Dr. Andrew D. Rhim will be an Instructor of Medicine in the Gastroenterology Division at the University of Pennsylvania School of Medicine. A native of Atlanta, GA, Dr. Rhim graduated Magna Cum Laude from the University of Pennsylvania, receiving the Eliot Stellar Prize and the Nassau Research Award. He completed his medical education at the University of Pennsylvania School of Medicine, receiving the Walter Lewis Croll Memorial Scholarship, among other awards. Dr. Rhim was then chosen to become the Sir William Osler MD Fellow in Medicine and Gastroenterology at the University of Pennsylvania where he continued his training on the ABIM Physician-Scientist Pathway. He was recruited to join the faculty of the Gastroenterology Division at Penn upon completion of his fellowship.

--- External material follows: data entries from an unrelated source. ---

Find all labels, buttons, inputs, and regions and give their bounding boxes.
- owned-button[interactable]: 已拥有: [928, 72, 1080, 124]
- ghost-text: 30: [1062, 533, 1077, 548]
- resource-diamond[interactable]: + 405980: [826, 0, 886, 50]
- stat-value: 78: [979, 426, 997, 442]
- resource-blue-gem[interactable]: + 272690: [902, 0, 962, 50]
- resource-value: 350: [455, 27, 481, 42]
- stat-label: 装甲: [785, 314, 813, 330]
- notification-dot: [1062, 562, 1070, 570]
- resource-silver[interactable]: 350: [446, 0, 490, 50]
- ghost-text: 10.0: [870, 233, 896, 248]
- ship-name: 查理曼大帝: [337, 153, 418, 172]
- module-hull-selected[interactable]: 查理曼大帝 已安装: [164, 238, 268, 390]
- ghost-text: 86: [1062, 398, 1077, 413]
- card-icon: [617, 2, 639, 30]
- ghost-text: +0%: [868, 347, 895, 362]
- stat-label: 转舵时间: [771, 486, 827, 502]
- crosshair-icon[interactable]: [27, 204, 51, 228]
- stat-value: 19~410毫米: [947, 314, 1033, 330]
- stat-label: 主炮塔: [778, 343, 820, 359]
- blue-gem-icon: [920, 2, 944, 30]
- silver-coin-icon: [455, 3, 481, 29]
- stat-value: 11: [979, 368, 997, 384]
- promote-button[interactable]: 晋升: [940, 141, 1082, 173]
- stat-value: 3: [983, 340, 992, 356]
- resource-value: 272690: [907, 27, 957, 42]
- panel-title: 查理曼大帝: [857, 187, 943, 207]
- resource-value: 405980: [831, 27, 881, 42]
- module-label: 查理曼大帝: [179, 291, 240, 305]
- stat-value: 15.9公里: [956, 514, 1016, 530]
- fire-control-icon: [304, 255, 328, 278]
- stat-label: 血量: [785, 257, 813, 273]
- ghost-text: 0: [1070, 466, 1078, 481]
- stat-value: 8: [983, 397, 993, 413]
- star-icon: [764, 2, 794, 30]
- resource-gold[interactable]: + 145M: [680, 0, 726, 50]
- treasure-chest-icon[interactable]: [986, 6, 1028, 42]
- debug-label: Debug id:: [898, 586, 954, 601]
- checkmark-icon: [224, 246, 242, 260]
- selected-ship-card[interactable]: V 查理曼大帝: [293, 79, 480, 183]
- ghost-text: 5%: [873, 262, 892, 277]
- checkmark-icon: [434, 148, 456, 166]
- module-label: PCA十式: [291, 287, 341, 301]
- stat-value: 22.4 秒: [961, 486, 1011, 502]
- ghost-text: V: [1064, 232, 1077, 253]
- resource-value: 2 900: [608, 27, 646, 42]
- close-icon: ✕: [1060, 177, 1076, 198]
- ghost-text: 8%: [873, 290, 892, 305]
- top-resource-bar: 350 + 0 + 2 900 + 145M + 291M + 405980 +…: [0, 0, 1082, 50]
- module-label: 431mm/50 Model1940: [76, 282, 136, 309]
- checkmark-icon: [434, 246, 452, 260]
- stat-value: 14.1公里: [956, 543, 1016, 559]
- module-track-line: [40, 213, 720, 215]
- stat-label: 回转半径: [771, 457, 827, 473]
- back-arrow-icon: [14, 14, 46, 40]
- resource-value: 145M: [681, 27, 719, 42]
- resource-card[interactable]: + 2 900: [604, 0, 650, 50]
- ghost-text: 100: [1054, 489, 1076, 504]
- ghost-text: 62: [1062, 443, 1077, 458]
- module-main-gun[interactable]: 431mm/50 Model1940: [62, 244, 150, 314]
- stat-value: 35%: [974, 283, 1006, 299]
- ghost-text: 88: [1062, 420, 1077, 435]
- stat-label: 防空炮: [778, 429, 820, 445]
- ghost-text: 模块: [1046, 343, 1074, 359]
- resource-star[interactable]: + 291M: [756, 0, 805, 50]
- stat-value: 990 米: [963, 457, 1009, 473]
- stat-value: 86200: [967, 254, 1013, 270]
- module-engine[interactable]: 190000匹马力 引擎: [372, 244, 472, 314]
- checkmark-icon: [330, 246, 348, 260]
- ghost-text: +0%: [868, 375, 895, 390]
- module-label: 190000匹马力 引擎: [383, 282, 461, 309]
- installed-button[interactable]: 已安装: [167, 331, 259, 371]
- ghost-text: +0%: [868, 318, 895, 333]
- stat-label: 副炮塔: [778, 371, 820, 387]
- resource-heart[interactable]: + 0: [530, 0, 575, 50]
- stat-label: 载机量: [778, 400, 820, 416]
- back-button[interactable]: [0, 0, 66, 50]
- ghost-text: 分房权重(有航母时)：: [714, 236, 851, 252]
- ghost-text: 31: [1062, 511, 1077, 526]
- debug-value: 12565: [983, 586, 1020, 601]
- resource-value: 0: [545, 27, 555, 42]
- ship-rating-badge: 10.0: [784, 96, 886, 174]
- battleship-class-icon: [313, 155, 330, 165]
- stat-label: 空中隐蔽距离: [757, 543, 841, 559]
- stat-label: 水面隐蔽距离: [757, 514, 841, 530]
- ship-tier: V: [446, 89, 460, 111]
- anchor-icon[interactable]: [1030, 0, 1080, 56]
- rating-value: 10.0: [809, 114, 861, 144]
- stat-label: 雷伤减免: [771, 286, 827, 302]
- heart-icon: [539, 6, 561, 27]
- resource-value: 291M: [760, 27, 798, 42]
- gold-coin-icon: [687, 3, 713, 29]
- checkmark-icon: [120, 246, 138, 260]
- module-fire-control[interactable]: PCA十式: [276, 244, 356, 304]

During his research fellowship in gastroenterology, Dr. Rhim trained in the laboratory of Dr. Ben

Z. Stanger, a noted expert in the use of genetic mouse models to study pancreas and liver development. In Dr. Stanger’s laboratory, Dr. Rhim established multiple lineage-labeled genetic mouse models of pancreatic cancer to study the biology of pancreatic cancer development and progression. He continues to employ these models with the hope that his studies will lead to new approaches to the early diagnosis of pancreatic cancer and its precursor lesions as well as targeted treatments for pancreatic cancer.

Dr. Rhim’s clinical focus is on the evaluation and surveillance of populations at high-risk for pancreatic cancer, including patients with chronic pancreatitis.